C’est certes mieux que rien, mais le compromis laborieusement trouvé entre les chefs d’État et de gouvernement européens, qualifié rien de moins que de « copernicien » par Charles Michel, n’a pas recueilli un franc succès au Parlement européen. Les 27 parlements nationaux allant être appelés à l’entériner, la route s’annonce sinueuse.
Une motion adoptée par le Parlement européen déplore les coupes effectuées au nom du compromis dans la proposition de budget de la Commission et demande une renégociation. La réduction du montant des subventions de 500 milliards d’euros à 390 milliards s’est faite au détriment du budget pluri-annuel de la Commission avec lequel un package avait été décidé. Peu probable toutefois que la fronde aille jusqu’à un vote négatif, du jamais vu, mais il va falloir trouver quelque chose pour calmer le jeu.

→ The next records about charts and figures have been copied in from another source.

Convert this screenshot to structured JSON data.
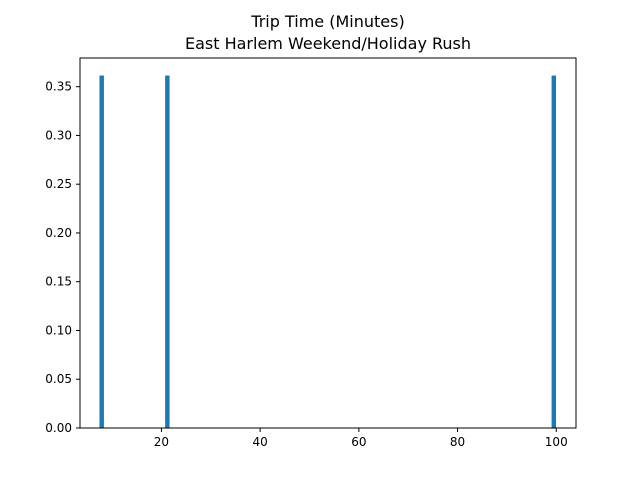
{
  "chart_data": {
    "type": "bar",
    "title": "Trip Time (Minutes)",
    "subtitle": "East Harlem Weekend/Holiday Rush",
    "xlabel": "",
    "ylabel": "",
    "xlim": [
      3.5,
      104.0
    ],
    "ylim": [
      0.0,
      0.3794
    ],
    "xticks": [
      20,
      40,
      60,
      80,
      100
    ],
    "yticks": [
      0.0,
      0.05,
      0.1,
      0.15,
      0.2,
      0.25,
      0.3,
      0.35
    ],
    "grid": false,
    "bar_width": 0.9,
    "x": [
      7.9,
      21.2,
      99.5
    ],
    "values": [
      0.3614,
      0.3614,
      0.3614
    ],
    "bar_color": "#1f77b4"
  }
}
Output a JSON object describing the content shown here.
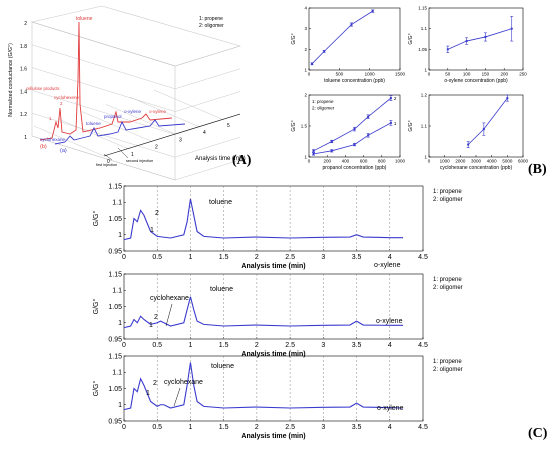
{
  "panel_labels": {
    "a": "(A)",
    "b": "(B)",
    "c": "(C)"
  },
  "colors": {
    "blue": "#3a3acd",
    "red": "#e03a3a",
    "grid": "#c8c8c8",
    "axis": "#000000",
    "dash": "#888888"
  },
  "panel_a": {
    "ylabel": "Normalized conductance (G/G°)",
    "xlabel": "Analysis time (min)",
    "legend": [
      "1: propene",
      "2: oligomer"
    ],
    "yticks": [
      "1",
      "1.2",
      "1.4",
      "1.6",
      "1.8",
      "2"
    ],
    "xticks": [
      "0",
      "1",
      "2",
      "3",
      "4",
      "5"
    ],
    "injection_labels": [
      "first injection",
      "second injection"
    ],
    "trace_labels": {
      "b": "(b)",
      "a": "(a)"
    },
    "red_annotations": [
      "toluene",
      "cellulose products",
      "cyclohexene",
      "o-xylene"
    ],
    "blue_annotations": [
      "cyclohexane",
      "toluene",
      "propanol",
      "o-xylene"
    ],
    "peak_numbers": [
      "1",
      "2"
    ]
  },
  "chart_data": [
    {
      "type": "line",
      "title": "",
      "xlabel": "toluene concentration (ppb)",
      "ylabel": "G/G°",
      "xlim": [
        0,
        1500
      ],
      "ylim": [
        1,
        4
      ],
      "xticks": [
        "0",
        "500",
        "1000",
        "1500"
      ],
      "yticks": [
        "1",
        "2",
        "3",
        "4"
      ],
      "x": [
        50,
        250,
        700,
        1050
      ],
      "y": [
        1.3,
        1.9,
        3.2,
        3.85
      ],
      "err": [
        0.05,
        0.05,
        0.08,
        0.06
      ]
    },
    {
      "type": "line",
      "title": "",
      "xlabel": "o-xylene concentration (ppb)",
      "ylabel": "G/G°",
      "xlim": [
        0,
        250
      ],
      "ylim": [
        1,
        1.15
      ],
      "xticks": [
        "0",
        "50",
        "100",
        "150",
        "200",
        "250"
      ],
      "yticks": [
        "1",
        "1.05",
        "1.1",
        "1.15"
      ],
      "x": [
        50,
        100,
        150,
        220
      ],
      "y": [
        1.05,
        1.07,
        1.08,
        1.1
      ],
      "err": [
        0.008,
        0.008,
        0.01,
        0.03
      ]
    },
    {
      "type": "line",
      "title": "",
      "xlabel": "propanol concentration (ppb)",
      "ylabel": "G/G°",
      "xlim": [
        0,
        1000
      ],
      "ylim": [
        1,
        2
      ],
      "xticks": [
        "0",
        "200",
        "400",
        "600",
        "800",
        "1000"
      ],
      "yticks": [
        "1",
        "1.5",
        "2"
      ],
      "legend": [
        "1: propene",
        "2: oligomer"
      ],
      "series": [
        {
          "name": "2",
          "x": [
            50,
            250,
            500,
            650,
            900
          ],
          "y": [
            1.1,
            1.25,
            1.45,
            1.65,
            1.95
          ],
          "err": [
            0.02,
            0.02,
            0.03,
            0.03,
            0.04
          ]
        },
        {
          "name": "1",
          "x": [
            50,
            250,
            500,
            650,
            900
          ],
          "y": [
            1.05,
            1.1,
            1.2,
            1.35,
            1.55
          ],
          "err": [
            0.02,
            0.02,
            0.02,
            0.03,
            0.04
          ]
        }
      ]
    },
    {
      "type": "line",
      "title": "",
      "xlabel": "cyclohexane concentration (ppb)",
      "ylabel": "G/G°",
      "xlim": [
        0,
        6000
      ],
      "ylim": [
        1,
        1.2
      ],
      "xticks": [
        "0",
        "1000",
        "2000",
        "3000",
        "4000",
        "5000",
        "6000"
      ],
      "yticks": [
        "1",
        "1.1",
        "1.2"
      ],
      "x": [
        2500,
        3500,
        5000
      ],
      "y": [
        1.04,
        1.09,
        1.19
      ],
      "err": [
        0.01,
        0.02,
        0.01
      ]
    },
    {
      "type": "line",
      "title": "",
      "xlabel": "Analysis time (min)",
      "ylabel": "G/G°",
      "xlim": [
        0,
        4.5
      ],
      "ylim": [
        0.95,
        1.15
      ],
      "xticks": [
        "0",
        "0.5",
        "1",
        "1.5",
        "2",
        "2.5",
        "3",
        "3.5",
        "4",
        "4.5"
      ],
      "yticks": [
        "0.95",
        "1",
        "1.05",
        "1.1",
        "1.15"
      ],
      "legend": [
        "1: propene",
        "2: oligomer"
      ],
      "annotations": [
        "1",
        "2",
        "toluene",
        "o-xylene"
      ],
      "x": [
        0,
        0.1,
        0.15,
        0.2,
        0.25,
        0.3,
        0.4,
        0.5,
        0.7,
        0.9,
        0.95,
        1.0,
        1.05,
        1.1,
        1.2,
        1.5,
        2,
        2.5,
        3,
        3.4,
        3.5,
        3.6,
        4,
        4.2
      ],
      "y": [
        0.985,
        0.99,
        1.05,
        1.04,
        1.075,
        1.06,
        1.01,
        0.995,
        0.99,
        1.0,
        1.04,
        1.11,
        1.06,
        1.01,
        0.995,
        0.99,
        0.993,
        0.99,
        0.992,
        0.993,
        1.0,
        0.993,
        0.991,
        0.991
      ]
    },
    {
      "type": "line",
      "title": "",
      "xlabel": "Analysis time (min)",
      "ylabel": "G/G°",
      "xlim": [
        0,
        4.5
      ],
      "ylim": [
        0.95,
        1.15
      ],
      "xticks": [
        "0",
        "0.5",
        "1",
        "1.5",
        "2",
        "2.5",
        "3",
        "3.5",
        "4",
        "4.5"
      ],
      "yticks": [
        "0.95",
        "1",
        "1.05",
        "1.1",
        "1.15"
      ],
      "legend": [
        "1: propene",
        "2: oligomer"
      ],
      "annotations": [
        "1",
        "2",
        "cyclohexane",
        "toluene",
        "o-xylene"
      ],
      "x": [
        0,
        0.1,
        0.15,
        0.2,
        0.25,
        0.3,
        0.4,
        0.5,
        0.55,
        0.6,
        0.7,
        0.9,
        0.95,
        1.0,
        1.05,
        1.1,
        1.2,
        1.5,
        2,
        2.5,
        3,
        3.4,
        3.5,
        3.6,
        4,
        4.2
      ],
      "y": [
        0.985,
        0.99,
        1.01,
        1.0,
        1.02,
        1.01,
        0.995,
        1.0,
        1.005,
        1.0,
        0.99,
        1.0,
        1.04,
        1.08,
        1.04,
        1.005,
        0.995,
        0.99,
        0.993,
        0.99,
        0.992,
        0.993,
        1.005,
        0.993,
        0.992,
        0.992
      ]
    },
    {
      "type": "line",
      "title": "",
      "xlabel": "Analysis time (min)",
      "ylabel": "G/G°",
      "xlim": [
        0,
        4.5
      ],
      "ylim": [
        0.95,
        1.15
      ],
      "xticks": [
        "0",
        "0.5",
        "1",
        "1.5",
        "2",
        "2.5",
        "3",
        "3.5",
        "4",
        "4.5"
      ],
      "yticks": [
        "0.95",
        "1",
        "1.05",
        "1.1",
        "1.15"
      ],
      "legend": [
        "1: propene",
        "2: oligomer"
      ],
      "annotations": [
        "1",
        "2",
        "cyclohexane",
        "toluene",
        "o-xylene"
      ],
      "x": [
        0,
        0.1,
        0.15,
        0.2,
        0.25,
        0.3,
        0.4,
        0.5,
        0.55,
        0.6,
        0.7,
        0.9,
        0.95,
        1.0,
        1.05,
        1.1,
        1.2,
        1.5,
        2,
        2.5,
        3,
        3.4,
        3.5,
        3.6,
        4,
        4.2
      ],
      "y": [
        0.985,
        0.99,
        1.05,
        1.04,
        1.08,
        1.06,
        1.01,
        0.995,
        1.0,
        1.0,
        0.99,
        1.0,
        1.06,
        1.13,
        1.06,
        1.01,
        0.995,
        0.99,
        0.993,
        0.99,
        0.992,
        0.993,
        1.005,
        0.993,
        0.991,
        0.99
      ]
    }
  ]
}
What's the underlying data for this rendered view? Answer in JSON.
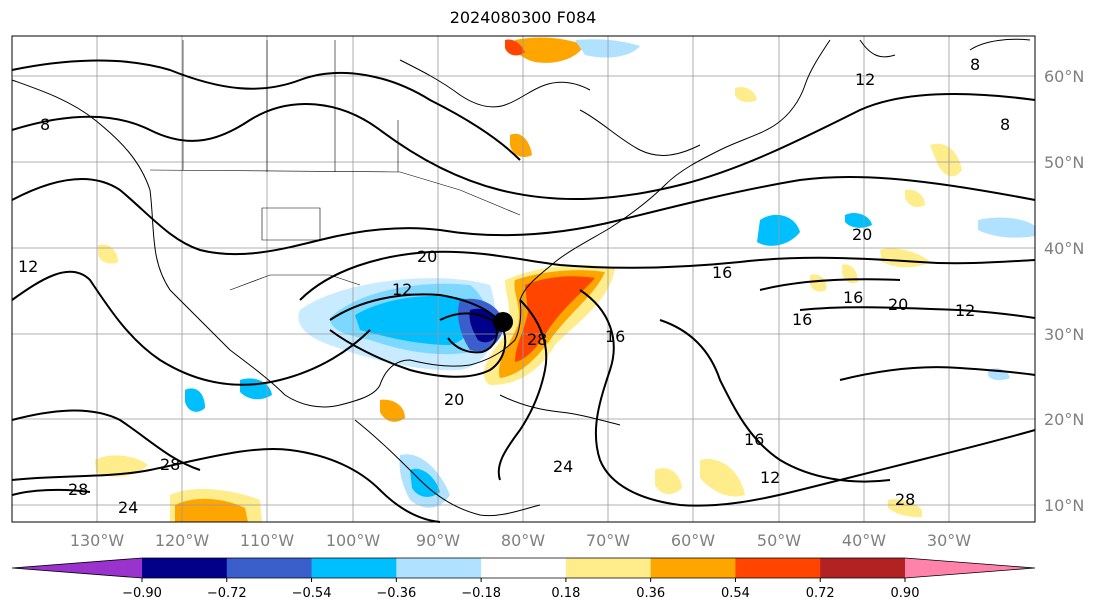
{
  "title": "2024080300 F084",
  "map": {
    "lat_labels": [
      "60°N",
      "50°N",
      "40°N",
      "30°N",
      "20°N",
      "10°N"
    ],
    "lon_labels": [
      "130°W",
      "120°W",
      "110°W",
      "100°W",
      "90°W",
      "80°W",
      "70°W",
      "60°W",
      "50°W",
      "40°W",
      "30°W"
    ],
    "contour_labels": [
      "8",
      "8",
      "8",
      "12",
      "12",
      "12",
      "12",
      "12",
      "16",
      "16",
      "16",
      "16",
      "16",
      "20",
      "20",
      "20",
      "20",
      "24",
      "24",
      "28",
      "28",
      "28",
      "28"
    ]
  },
  "colorbar": {
    "ticks": [
      "−0.90",
      "−0.72",
      "−0.54",
      "−0.36",
      "−0.18",
      "0.18",
      "0.36",
      "0.54",
      "0.72",
      "0.90"
    ],
    "colors": [
      "#9a32cd",
      "#00008b",
      "#3a5fcd",
      "#00bfff",
      "#b0e2ff",
      "#ffffff",
      "#ffec8b",
      "#ffa500",
      "#ff4500",
      "#b22222",
      "#ff82ab"
    ]
  }
}
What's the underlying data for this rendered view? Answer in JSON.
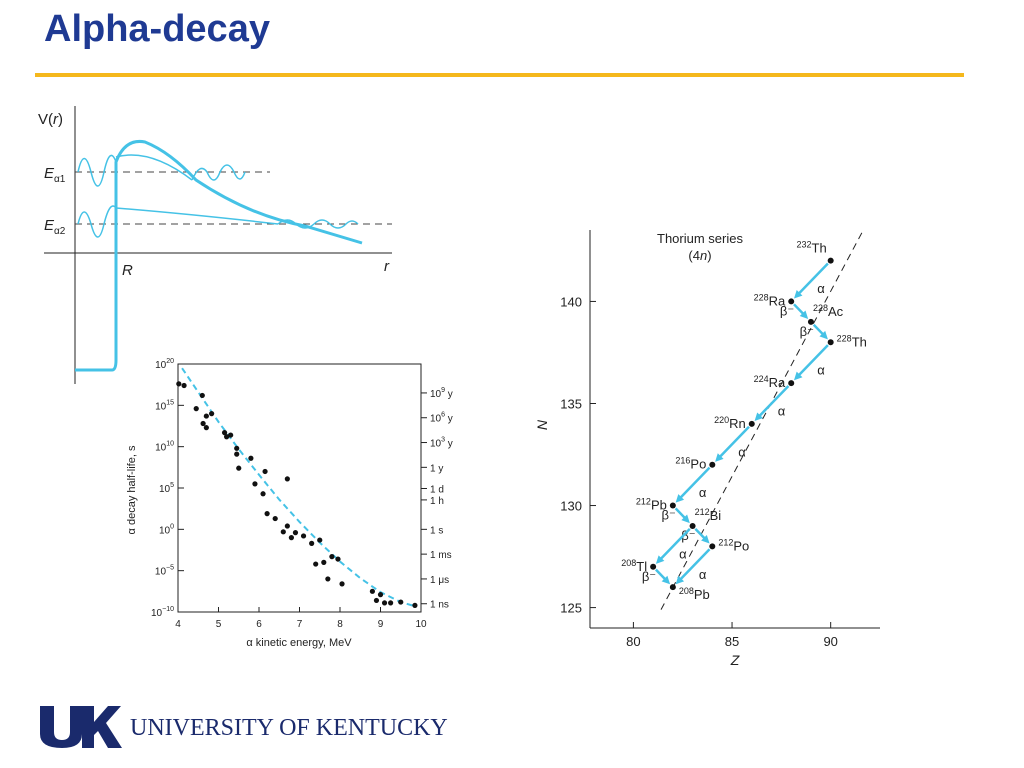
{
  "title": "Alpha-decay",
  "colors": {
    "accent": "#45c2e6",
    "title": "#1f3a93",
    "rule": "#f5b81c",
    "footer": "#1a2a6c"
  },
  "footer": {
    "university": "UNIVERSITY OF KENTUCKY",
    "logo_letters": "UK"
  },
  "chart_data": [
    {
      "type": "line",
      "ylabel_main": "V(",
      "ylabel_var": "r",
      "ylabel_close": ")",
      "xlabel": "r",
      "x_mark": "R",
      "levels": [
        {
          "E": "E",
          "sub": "α1"
        },
        {
          "E": "E",
          "sub": "α2"
        }
      ]
    },
    {
      "type": "scatter",
      "xlabel": "α kinetic energy, MeV",
      "ylabel": "α decay half-life, s",
      "xlim": [
        4,
        10
      ],
      "x_ticks": [
        "4",
        "5",
        "6",
        "7",
        "8",
        "9",
        "10"
      ],
      "y_log_range": [
        -10,
        20
      ],
      "y_ticks": [
        {
          "base": "10",
          "exp": "−10",
          "value": -10
        },
        {
          "base": "10",
          "exp": "−5",
          "value": -5
        },
        {
          "base": "10",
          "exp": "0",
          "value": 0
        },
        {
          "base": "10",
          "exp": "5",
          "value": 5
        },
        {
          "base": "10",
          "exp": "10",
          "value": 10
        },
        {
          "base": "10",
          "exp": "15",
          "value": 15
        },
        {
          "base": "10",
          "exp": "20",
          "value": 20
        }
      ],
      "right_ticks": [
        {
          "base": "10",
          "exp": "9",
          "unit": " y",
          "value": 16.5
        },
        {
          "base": "10",
          "exp": "6",
          "unit": " y",
          "value": 13.5
        },
        {
          "base": "10",
          "exp": "3",
          "unit": " y",
          "value": 10.5
        },
        {
          "base": "1 y",
          "exp": "",
          "unit": "",
          "value": 7.5
        },
        {
          "base": "1 d",
          "exp": "",
          "unit": "",
          "value": 4.94
        },
        {
          "base": "1 h",
          "exp": "",
          "unit": "",
          "value": 3.56
        },
        {
          "base": "1 s",
          "exp": "",
          "unit": "",
          "value": 0
        },
        {
          "base": "1 ms",
          "exp": "",
          "unit": "",
          "value": -3
        },
        {
          "base": "1 μs",
          "exp": "",
          "unit": "",
          "value": -6
        },
        {
          "base": "1 ns",
          "exp": "",
          "unit": "",
          "value": -9
        }
      ],
      "points": [
        {
          "x": 4.02,
          "y": 17.6
        },
        {
          "x": 4.15,
          "y": 17.4
        },
        {
          "x": 4.45,
          "y": 14.6
        },
        {
          "x": 4.6,
          "y": 16.2
        },
        {
          "x": 4.7,
          "y": 12.3
        },
        {
          "x": 4.7,
          "y": 13.7
        },
        {
          "x": 4.62,
          "y": 12.8
        },
        {
          "x": 4.83,
          "y": 14.0
        },
        {
          "x": 5.15,
          "y": 11.7
        },
        {
          "x": 5.3,
          "y": 11.4
        },
        {
          "x": 5.2,
          "y": 11.2
        },
        {
          "x": 5.45,
          "y": 9.8
        },
        {
          "x": 5.45,
          "y": 9.1
        },
        {
          "x": 5.5,
          "y": 7.4
        },
        {
          "x": 5.8,
          "y": 8.6
        },
        {
          "x": 5.9,
          "y": 5.5
        },
        {
          "x": 6.1,
          "y": 4.3
        },
        {
          "x": 6.15,
          "y": 7.0
        },
        {
          "x": 6.2,
          "y": 1.9
        },
        {
          "x": 6.4,
          "y": 1.3
        },
        {
          "x": 6.6,
          "y": -0.3
        },
        {
          "x": 6.7,
          "y": 0.4
        },
        {
          "x": 6.7,
          "y": 6.1
        },
        {
          "x": 6.8,
          "y": -1.0
        },
        {
          "x": 6.9,
          "y": -0.4
        },
        {
          "x": 7.1,
          "y": -0.8
        },
        {
          "x": 7.3,
          "y": -1.7
        },
        {
          "x": 7.5,
          "y": -1.3
        },
        {
          "x": 7.4,
          "y": -4.2
        },
        {
          "x": 7.6,
          "y": -4.0
        },
        {
          "x": 7.8,
          "y": -3.3
        },
        {
          "x": 7.7,
          "y": -6.0
        },
        {
          "x": 7.95,
          "y": -3.6
        },
        {
          "x": 8.05,
          "y": -6.6
        },
        {
          "x": 8.8,
          "y": -7.5
        },
        {
          "x": 8.9,
          "y": -8.6
        },
        {
          "x": 9.0,
          "y": -7.9
        },
        {
          "x": 9.1,
          "y": -8.9
        },
        {
          "x": 9.25,
          "y": -8.9
        },
        {
          "x": 9.5,
          "y": -8.8
        },
        {
          "x": 9.85,
          "y": -9.2
        }
      ],
      "fit_curve": [
        {
          "x": 4.1,
          "y": 19.5
        },
        {
          "x": 4.5,
          "y": 16.6
        },
        {
          "x": 5.0,
          "y": 13.0
        },
        {
          "x": 5.5,
          "y": 9.7
        },
        {
          "x": 6.0,
          "y": 6.6
        },
        {
          "x": 6.5,
          "y": 3.6
        },
        {
          "x": 7.0,
          "y": 0.9
        },
        {
          "x": 7.5,
          "y": -1.6
        },
        {
          "x": 8.0,
          "y": -3.9
        },
        {
          "x": 8.5,
          "y": -5.9
        },
        {
          "x": 9.0,
          "y": -7.6
        },
        {
          "x": 9.5,
          "y": -8.8
        },
        {
          "x": 9.85,
          "y": -9.3
        }
      ]
    },
    {
      "type": "scatter",
      "title_line1": "Thorium series",
      "title_line2_open": "(4",
      "title_line2_var": "n",
      "title_line2_close": ")",
      "xlabel": "Z",
      "ylabel": "N",
      "xlim": [
        77.8,
        92.5
      ],
      "ylim": [
        124,
        143.5
      ],
      "x_ticks": [
        80,
        85,
        90
      ],
      "y_ticks": [
        125,
        130,
        135,
        140
      ],
      "nuclides": [
        {
          "name": "Th",
          "mass": "232",
          "Z": 90,
          "N": 142,
          "label_pos": "above-left"
        },
        {
          "name": "Ra",
          "mass": "228",
          "Z": 88,
          "N": 140,
          "label_pos": "left"
        },
        {
          "name": "Ac",
          "mass": "228",
          "Z": 89,
          "N": 139,
          "label_pos": "right-up"
        },
        {
          "name": "Th",
          "mass": "228",
          "Z": 90,
          "N": 138,
          "label_pos": "right"
        },
        {
          "name": "Ra",
          "mass": "224",
          "Z": 88,
          "N": 136,
          "label_pos": "left"
        },
        {
          "name": "Rn",
          "mass": "220",
          "Z": 86,
          "N": 134,
          "label_pos": "left"
        },
        {
          "name": "Po",
          "mass": "216",
          "Z": 84,
          "N": 132,
          "label_pos": "left"
        },
        {
          "name": "Pb",
          "mass": "212",
          "Z": 82,
          "N": 130,
          "label_pos": "left"
        },
        {
          "name": "Bi",
          "mass": "212",
          "Z": 83,
          "N": 129,
          "label_pos": "right-up"
        },
        {
          "name": "Po",
          "mass": "212",
          "Z": 84,
          "N": 128,
          "label_pos": "right"
        },
        {
          "name": "Tl",
          "mass": "208",
          "Z": 81,
          "N": 127,
          "label_pos": "left"
        },
        {
          "name": "Pb",
          "mass": "208",
          "Z": 82,
          "N": 126,
          "label_pos": "right-down"
        }
      ],
      "decays": [
        {
          "from": 0,
          "to": 1,
          "label": "α"
        },
        {
          "from": 1,
          "to": 2,
          "label": "β⁻"
        },
        {
          "from": 2,
          "to": 3,
          "label": "β⁻"
        },
        {
          "from": 3,
          "to": 4,
          "label": "α"
        },
        {
          "from": 4,
          "to": 5,
          "label": "α"
        },
        {
          "from": 5,
          "to": 6,
          "label": "α"
        },
        {
          "from": 6,
          "to": 7,
          "label": "α"
        },
        {
          "from": 7,
          "to": 8,
          "label": "β⁻"
        },
        {
          "from": 8,
          "to": 9,
          "label": "β⁻"
        },
        {
          "from": 8,
          "to": 10,
          "label": "α"
        },
        {
          "from": 9,
          "to": 11,
          "label": "α"
        },
        {
          "from": 10,
          "to": 11,
          "label": "β⁻"
        }
      ],
      "stability_line": [
        {
          "Z": 81.4,
          "N": 124.9
        },
        {
          "Z": 91.6,
          "N": 143.4
        }
      ]
    }
  ]
}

À propos du plan de relance et de résilience, le parlement hollandais va renâcler et l’a déjà fait savoir. Mais cet obstacle franchi la suite risque de se compliquer. Certes, Mark Rutte n’a pas obtenu le droit de veto qu’il exigeait, mais la procédure retenue en cas de désaccord quant à l’utilisation des fonds ralentira leur transmission si elle est actionnée, ce qui ne va rien arranger. Jens Weidmann, le président de la Bundesbank, n’a d’ailleurs pas tardé à s’exprimer dans Handelsblatt au sujet de ce mécanisme de contrôle en abondant dans le sens du Premier ministre hollandais, les conditionnalités rôdent, comme le virus. Les effets du compromis sont imprévisibles, le pouvoir dont disposait hier la Troïka -composée de la Commission, la BCE et le FMI- est désormais entre les mains des 27 parlements nationaux, on a fait mieux en termes de renforcement de l’Europe…
La manière dont l’espace Schengen est maltraité, au départ afin de stopper l’afflux des réfugiés, puis désormais en vue de se protéger contre la contagion du voisin, est hautement symptomatique de l’état de l’Union. Une grande cacophonie s’est installée au détriment de toute coordination et de politique commune et le statut des frontières fait l’objet de décisions nationales.
Pis, il y a deux urgences simultanées et contradictoires, économique et sanitaire – ce qui n’est d’ailleurs pas propre à l’Europe – et l’arbitrage qui a été rendu en faveur de la relance économique est de fait suspendu aux aléas de la pandémie. Les autorités croisent les doigts.
Sonnant comme un réconfort, la lutte contre le réchauffement climatique bat son plein, tout du moins en paroles. Pour mémoire, l’Union européenne doit réduire ses émissions de CO2 de 40% d’ici 2030, et atteindre la neutralité carbone d’ici 2050 (l’équilibre entre ses émission et son absorption par des « puits de carbone », les forêts pour l’essentiel). Mais l’investissement vert qui est revendiqué est une notion fourre-tout, faute de critère européens stricts le définissant. On pense à la défense de l’électronucléaire par ses partisans. La transition écologique n’épargne pas des simulacres et des annonces spectaculaires en trompe-l’œil.
On recherche des bonnes nouvelles qui tiennent la route.